Plaintiffs’ lawyers are increasingly turning to this law to challenge how entities collect and store biometric data. Since August 2017, over 25 class action lawsuits have been filed in Illinois alleging that the businesses failed to comply with BIPA’s written notification and release requirements when they collected the biometric data of their employees, contractors, and customers. If your business collects or stores biometric data – or is considering doing so in the future – here is a quick primer on BIPA.

What BIPA Covers

BIPA does not prohibit businesses from collecting or storing biometric identifiers. But if they do, they must comply with the law. BIPA defines “biometric identifiers” as a “retina or iris scan, fingerprint, voiceprint, or scan of hand or face geometry.” BIPA specifically excludes “writing samples, written signatures, photographs, human biological samples used for valid scientific testing or screening, demographic data, tattoo descriptions, or physical descriptions such as height, weight, hair color or eye color.” BIPA also does not apply to information collected by a healthcare institution for purposes of patient care.

What BIPA Requires

The law requires that an entity use a “reasonable standard of care” when storing, transmitting, or protecting biometric data from disclosure to protect the privacy of the individual providing the data. Businesses are also required to do so in a way that is “the same as or more protective” than the way they store, transmit, and protect other confidential and sensitive information.

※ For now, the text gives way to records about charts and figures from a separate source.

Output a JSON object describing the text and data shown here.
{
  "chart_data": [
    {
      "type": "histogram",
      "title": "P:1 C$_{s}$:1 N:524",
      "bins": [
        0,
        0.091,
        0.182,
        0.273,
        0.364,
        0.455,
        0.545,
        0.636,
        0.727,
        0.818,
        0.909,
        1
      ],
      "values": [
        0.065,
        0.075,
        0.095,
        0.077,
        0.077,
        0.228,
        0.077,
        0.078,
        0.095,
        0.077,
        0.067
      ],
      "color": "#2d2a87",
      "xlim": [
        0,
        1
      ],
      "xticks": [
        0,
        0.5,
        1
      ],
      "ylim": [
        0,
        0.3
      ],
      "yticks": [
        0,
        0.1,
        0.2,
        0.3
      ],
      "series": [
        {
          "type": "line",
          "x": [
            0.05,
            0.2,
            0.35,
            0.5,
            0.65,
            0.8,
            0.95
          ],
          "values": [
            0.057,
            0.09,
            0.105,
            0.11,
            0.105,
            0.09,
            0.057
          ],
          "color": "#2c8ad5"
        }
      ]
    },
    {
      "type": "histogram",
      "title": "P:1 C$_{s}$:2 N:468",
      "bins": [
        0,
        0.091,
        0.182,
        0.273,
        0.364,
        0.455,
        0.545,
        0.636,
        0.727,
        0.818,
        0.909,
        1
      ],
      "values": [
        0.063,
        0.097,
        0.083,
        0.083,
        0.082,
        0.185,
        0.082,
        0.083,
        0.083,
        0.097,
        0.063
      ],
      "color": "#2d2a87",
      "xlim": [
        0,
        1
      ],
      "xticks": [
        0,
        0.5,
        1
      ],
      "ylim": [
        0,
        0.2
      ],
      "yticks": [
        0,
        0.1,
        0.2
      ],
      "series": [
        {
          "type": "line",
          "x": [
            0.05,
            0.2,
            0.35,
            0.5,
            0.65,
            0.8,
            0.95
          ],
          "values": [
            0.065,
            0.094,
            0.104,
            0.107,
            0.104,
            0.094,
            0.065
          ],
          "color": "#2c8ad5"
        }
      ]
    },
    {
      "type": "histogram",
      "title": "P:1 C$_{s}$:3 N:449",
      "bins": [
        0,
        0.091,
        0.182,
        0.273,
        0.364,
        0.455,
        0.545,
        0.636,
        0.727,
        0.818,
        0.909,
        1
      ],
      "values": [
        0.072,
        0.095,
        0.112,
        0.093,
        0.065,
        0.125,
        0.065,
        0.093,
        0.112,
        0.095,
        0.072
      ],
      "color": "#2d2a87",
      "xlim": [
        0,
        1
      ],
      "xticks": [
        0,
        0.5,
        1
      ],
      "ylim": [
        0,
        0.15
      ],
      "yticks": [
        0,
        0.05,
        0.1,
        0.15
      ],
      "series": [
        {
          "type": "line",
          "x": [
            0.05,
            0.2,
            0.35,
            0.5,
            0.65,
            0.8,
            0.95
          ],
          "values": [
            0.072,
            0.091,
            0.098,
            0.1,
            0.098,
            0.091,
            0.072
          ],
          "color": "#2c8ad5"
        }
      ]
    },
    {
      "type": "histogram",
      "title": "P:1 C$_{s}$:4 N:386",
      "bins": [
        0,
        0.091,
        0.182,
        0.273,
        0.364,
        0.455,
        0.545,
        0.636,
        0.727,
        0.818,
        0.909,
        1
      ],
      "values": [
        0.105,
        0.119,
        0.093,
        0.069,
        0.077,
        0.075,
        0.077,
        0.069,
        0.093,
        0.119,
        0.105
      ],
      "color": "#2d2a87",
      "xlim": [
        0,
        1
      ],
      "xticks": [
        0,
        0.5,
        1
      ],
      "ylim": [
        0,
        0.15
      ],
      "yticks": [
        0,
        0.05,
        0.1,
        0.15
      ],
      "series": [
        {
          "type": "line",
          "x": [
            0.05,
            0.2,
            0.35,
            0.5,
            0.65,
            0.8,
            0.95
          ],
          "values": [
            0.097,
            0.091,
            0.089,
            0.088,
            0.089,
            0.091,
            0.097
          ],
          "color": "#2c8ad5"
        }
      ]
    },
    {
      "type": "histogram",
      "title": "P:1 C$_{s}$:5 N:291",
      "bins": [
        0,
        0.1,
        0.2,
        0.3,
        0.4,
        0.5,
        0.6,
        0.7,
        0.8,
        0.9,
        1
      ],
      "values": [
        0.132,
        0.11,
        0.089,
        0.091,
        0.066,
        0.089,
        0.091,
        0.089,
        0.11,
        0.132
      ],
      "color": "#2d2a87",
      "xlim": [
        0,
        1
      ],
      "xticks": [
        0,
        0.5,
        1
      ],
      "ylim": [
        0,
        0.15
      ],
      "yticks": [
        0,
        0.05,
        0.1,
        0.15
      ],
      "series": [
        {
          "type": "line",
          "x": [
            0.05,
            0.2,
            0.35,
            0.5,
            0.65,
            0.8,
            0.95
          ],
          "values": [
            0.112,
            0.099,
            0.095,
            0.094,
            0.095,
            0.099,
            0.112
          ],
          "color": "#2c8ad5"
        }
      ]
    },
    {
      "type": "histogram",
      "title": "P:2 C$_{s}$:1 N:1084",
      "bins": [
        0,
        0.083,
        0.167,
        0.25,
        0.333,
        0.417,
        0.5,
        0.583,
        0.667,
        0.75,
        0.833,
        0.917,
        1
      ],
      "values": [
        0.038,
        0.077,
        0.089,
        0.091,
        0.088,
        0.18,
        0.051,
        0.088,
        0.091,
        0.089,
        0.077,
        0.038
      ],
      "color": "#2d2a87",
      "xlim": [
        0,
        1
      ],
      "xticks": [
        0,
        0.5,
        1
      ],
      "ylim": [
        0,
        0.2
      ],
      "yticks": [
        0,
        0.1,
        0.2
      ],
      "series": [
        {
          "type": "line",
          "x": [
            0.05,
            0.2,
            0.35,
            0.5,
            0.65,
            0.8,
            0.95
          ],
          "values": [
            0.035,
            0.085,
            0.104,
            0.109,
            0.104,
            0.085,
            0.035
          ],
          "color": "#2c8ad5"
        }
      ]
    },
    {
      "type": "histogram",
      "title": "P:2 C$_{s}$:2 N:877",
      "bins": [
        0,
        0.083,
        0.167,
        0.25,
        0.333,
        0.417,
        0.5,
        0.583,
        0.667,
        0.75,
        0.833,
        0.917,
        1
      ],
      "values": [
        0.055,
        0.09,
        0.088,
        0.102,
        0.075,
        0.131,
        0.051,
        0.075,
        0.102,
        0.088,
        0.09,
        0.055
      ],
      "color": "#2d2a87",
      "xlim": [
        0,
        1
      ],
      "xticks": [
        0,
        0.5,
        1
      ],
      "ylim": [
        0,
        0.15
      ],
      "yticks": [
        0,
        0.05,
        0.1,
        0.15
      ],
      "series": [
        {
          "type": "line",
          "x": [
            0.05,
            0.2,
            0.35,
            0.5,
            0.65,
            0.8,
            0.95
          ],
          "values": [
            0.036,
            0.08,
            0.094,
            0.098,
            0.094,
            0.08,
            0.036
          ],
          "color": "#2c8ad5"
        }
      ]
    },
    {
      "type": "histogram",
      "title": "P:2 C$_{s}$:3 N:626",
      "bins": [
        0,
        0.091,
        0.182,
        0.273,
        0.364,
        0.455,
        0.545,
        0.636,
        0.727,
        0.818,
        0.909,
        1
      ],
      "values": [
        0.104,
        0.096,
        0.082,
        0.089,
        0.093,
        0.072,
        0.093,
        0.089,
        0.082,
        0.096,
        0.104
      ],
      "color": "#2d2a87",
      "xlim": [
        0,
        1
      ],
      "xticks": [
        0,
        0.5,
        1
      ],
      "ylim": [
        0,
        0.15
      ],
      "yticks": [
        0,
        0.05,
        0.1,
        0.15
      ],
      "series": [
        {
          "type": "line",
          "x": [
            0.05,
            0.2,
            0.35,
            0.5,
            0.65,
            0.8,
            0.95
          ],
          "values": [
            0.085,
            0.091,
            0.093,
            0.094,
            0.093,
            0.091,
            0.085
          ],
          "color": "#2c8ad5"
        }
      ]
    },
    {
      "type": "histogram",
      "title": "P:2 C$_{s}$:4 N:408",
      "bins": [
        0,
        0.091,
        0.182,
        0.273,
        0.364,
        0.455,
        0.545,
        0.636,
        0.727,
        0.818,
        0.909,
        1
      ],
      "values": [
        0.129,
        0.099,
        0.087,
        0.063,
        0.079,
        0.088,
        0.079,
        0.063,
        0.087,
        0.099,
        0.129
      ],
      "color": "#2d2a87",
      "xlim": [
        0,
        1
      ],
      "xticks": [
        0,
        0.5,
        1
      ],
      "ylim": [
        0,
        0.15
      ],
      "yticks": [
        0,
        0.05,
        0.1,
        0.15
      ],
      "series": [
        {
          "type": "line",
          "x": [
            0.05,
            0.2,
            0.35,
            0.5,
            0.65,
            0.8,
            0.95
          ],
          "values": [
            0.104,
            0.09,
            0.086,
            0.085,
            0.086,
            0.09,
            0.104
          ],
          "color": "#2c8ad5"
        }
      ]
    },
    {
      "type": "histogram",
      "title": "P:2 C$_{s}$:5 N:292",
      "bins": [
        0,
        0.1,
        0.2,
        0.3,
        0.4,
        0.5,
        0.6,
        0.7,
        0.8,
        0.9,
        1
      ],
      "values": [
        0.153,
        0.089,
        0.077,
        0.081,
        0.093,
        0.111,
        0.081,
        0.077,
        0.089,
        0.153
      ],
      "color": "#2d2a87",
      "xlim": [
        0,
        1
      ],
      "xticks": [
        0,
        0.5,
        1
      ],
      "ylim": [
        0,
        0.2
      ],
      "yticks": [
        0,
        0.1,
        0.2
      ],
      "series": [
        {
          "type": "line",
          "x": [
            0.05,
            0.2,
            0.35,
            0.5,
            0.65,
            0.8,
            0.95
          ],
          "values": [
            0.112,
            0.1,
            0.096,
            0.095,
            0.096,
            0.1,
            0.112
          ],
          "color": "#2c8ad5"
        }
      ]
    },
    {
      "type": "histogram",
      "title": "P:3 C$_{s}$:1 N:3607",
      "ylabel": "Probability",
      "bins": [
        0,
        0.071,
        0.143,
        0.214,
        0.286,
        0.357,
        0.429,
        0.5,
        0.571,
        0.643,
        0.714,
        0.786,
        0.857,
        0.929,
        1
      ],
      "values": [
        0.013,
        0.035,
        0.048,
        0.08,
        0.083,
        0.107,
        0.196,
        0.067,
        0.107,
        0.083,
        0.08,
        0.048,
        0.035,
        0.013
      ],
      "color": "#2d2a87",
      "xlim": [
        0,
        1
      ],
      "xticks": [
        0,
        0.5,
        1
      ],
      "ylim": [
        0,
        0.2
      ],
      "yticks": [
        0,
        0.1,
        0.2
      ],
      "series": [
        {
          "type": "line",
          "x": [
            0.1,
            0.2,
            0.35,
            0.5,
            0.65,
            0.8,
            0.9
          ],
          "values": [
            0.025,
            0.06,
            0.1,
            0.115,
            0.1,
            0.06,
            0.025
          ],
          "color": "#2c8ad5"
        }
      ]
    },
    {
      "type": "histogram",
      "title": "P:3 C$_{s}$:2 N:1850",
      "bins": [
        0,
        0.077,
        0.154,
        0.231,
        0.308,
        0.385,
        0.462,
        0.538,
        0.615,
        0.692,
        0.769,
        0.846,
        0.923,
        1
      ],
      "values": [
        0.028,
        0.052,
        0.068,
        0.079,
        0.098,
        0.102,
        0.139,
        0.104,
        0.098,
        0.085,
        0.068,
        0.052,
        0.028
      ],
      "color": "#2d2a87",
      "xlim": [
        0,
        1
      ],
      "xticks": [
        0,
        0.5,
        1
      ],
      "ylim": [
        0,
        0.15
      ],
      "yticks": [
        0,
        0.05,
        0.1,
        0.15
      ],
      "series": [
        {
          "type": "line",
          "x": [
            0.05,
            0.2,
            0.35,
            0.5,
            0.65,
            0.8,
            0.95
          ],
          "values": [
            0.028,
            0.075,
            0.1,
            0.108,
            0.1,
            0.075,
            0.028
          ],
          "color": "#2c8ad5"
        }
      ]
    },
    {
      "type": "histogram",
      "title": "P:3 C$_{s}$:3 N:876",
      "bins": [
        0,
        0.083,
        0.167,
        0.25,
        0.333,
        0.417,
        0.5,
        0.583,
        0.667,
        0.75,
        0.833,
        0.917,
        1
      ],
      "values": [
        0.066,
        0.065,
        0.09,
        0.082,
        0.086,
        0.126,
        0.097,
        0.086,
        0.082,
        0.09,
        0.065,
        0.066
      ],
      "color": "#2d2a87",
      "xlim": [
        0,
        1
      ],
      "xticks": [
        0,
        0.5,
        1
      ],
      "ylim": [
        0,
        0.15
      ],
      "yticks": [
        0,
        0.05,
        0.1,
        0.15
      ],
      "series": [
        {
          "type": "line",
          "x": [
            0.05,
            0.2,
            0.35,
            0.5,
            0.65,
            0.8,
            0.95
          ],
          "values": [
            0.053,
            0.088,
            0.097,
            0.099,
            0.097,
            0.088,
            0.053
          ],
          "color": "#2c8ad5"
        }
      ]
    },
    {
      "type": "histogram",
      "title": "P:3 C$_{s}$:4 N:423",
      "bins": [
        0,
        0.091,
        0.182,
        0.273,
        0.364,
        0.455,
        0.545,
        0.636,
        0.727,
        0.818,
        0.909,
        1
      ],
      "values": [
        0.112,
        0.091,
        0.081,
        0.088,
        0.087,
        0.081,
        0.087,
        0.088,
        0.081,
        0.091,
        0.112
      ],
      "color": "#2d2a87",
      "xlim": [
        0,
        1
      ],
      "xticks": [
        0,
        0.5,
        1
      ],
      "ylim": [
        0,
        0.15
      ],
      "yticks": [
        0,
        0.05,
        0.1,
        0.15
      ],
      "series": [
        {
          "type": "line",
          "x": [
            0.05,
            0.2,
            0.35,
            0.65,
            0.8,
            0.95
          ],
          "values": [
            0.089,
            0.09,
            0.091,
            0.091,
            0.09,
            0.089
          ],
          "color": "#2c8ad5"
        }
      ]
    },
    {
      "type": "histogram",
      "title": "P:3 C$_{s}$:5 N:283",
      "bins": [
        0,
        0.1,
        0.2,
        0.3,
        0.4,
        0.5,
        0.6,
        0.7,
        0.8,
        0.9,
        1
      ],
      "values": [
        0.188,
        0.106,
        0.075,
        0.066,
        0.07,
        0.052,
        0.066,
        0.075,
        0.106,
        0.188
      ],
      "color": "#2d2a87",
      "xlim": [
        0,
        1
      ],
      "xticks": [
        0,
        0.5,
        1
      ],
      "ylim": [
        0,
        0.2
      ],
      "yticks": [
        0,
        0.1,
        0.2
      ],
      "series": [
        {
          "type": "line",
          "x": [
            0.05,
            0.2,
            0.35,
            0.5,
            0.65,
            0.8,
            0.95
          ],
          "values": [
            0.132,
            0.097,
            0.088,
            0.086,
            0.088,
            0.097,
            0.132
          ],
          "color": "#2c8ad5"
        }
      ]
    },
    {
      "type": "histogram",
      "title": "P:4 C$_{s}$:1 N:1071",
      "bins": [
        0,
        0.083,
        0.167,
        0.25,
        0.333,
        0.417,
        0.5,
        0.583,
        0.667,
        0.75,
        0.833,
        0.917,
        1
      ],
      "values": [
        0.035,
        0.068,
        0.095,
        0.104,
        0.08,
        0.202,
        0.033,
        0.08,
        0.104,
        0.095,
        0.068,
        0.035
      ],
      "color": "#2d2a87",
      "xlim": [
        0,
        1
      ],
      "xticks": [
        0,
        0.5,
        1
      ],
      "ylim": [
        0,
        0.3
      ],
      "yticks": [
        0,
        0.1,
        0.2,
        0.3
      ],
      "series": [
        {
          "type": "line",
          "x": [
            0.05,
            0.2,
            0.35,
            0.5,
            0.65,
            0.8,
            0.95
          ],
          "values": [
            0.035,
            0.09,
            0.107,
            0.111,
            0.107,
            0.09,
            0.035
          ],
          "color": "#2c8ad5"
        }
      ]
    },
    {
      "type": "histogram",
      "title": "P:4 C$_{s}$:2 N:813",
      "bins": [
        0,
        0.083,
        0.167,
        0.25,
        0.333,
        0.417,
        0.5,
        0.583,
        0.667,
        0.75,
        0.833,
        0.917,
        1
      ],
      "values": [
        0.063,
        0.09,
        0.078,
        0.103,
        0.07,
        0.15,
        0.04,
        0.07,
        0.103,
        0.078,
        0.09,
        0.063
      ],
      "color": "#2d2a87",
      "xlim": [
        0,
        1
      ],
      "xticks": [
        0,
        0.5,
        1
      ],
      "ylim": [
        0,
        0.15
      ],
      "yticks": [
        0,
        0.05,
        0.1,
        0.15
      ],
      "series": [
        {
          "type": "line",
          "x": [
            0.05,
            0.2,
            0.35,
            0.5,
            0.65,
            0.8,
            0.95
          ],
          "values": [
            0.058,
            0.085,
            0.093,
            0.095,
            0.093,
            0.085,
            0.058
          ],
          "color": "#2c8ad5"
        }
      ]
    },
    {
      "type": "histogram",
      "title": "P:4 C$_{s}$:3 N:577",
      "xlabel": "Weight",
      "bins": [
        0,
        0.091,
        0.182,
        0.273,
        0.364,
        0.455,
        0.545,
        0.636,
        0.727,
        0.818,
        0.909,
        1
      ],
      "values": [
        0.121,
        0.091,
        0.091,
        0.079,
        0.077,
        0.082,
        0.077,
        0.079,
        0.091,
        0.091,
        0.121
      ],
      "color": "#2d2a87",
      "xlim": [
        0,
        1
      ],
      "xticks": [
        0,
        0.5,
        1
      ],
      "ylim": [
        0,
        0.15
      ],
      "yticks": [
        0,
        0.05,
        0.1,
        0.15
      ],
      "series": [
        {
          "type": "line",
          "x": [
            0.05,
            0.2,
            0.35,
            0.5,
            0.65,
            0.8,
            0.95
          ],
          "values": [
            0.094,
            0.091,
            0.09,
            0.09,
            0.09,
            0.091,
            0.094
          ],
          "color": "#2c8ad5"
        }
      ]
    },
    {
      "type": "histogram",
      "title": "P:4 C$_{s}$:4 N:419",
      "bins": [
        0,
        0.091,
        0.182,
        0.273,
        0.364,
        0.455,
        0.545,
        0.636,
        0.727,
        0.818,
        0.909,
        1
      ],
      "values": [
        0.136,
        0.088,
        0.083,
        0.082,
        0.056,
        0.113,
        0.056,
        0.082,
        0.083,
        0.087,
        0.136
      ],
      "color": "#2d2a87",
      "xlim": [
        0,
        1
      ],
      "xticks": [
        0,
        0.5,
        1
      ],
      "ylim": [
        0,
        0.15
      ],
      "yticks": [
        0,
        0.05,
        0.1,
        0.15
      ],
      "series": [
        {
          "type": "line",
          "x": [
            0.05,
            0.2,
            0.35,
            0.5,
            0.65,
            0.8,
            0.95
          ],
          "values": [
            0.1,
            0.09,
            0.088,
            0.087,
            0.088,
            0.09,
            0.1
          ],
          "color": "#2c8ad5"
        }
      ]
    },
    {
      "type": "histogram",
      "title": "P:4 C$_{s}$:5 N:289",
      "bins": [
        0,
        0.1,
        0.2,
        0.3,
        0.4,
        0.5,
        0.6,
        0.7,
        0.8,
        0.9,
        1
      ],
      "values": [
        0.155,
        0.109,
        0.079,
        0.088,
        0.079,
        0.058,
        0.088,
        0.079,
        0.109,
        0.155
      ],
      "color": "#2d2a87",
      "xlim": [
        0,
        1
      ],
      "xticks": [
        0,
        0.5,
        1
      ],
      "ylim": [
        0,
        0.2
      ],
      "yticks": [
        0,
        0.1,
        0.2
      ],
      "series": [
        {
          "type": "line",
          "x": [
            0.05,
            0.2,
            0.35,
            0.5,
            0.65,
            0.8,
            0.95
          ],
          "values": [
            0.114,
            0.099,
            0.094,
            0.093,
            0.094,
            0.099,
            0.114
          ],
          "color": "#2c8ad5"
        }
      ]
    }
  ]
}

BIPA also includes two additional important requirements:

  • Written Policy: Entities must have a policy — available to the public — that establishes a “retention schedule and guidelines for permanently destroying biometric identifiers and biometric information” if the purpose for which the information was collected has been satisfied or three years have lapsed from the individual’s last contact interaction with the entity.
  • Notification: Entities that collect, capture, purchase, or receive a biometric identifier must do three things: (1) notify the individual or an authorized representative in writing that the information is being collected or stored; (2) inform the individual or an authorized representative of the specific purpose and length of time that the biometric identifier will be collected, stored, and used; and (3) obtain a written release from the individual or an authorized representative.

Disclosure Is Limited

Disclosure of the biometric information to a third party is prohibited unless consent is obtained or the disclosure completes a financial transaction approved by the individual, is made for purposes of complying with a state or federal law or municipal ordinance, or is in response to a court-issued warrant or subpoena.

Damages Can Be Significant

BIPA includes a private right of action allowing any individual who is “aggrieved by a violation” of the law to sue the entity collecting or storing the data. Claimed damages may be significant and can add up in a class action suit. They include the following:

  • $1,000 in liquidated damages or actual damages (whichever is higher) if the entity is deemed to have negligently violated BIPA
  • $5,000 in liquidated damages or actual damages (whichever is higher) if the entity is deemed to have intentionally or recklessly violated BIPA
  • Reasonable attorneys’ fees and costs
  • Injunctive relief

What BIPA Excludes

BIPA has some important exclusions. First, it does not apply to “a financial institution or an affiliate of a financial institution that is subject to Title V of the federal Gramm-Leach-Bliley Act of 1999 and the rules promulgated thereunder.” Second, it is not intended to be construed to (1) conflict with the Private Detective, Private Alarm, Private Security, Fingerprint Vendor, and Locksmith Act of 2004 and the rules promulgated under that Act; or (2) apply to a contractor, subcontractor, or agent of a State agency or local unit of government when the contractor, subcontractor, or agent is working for that State agency or local unit of government.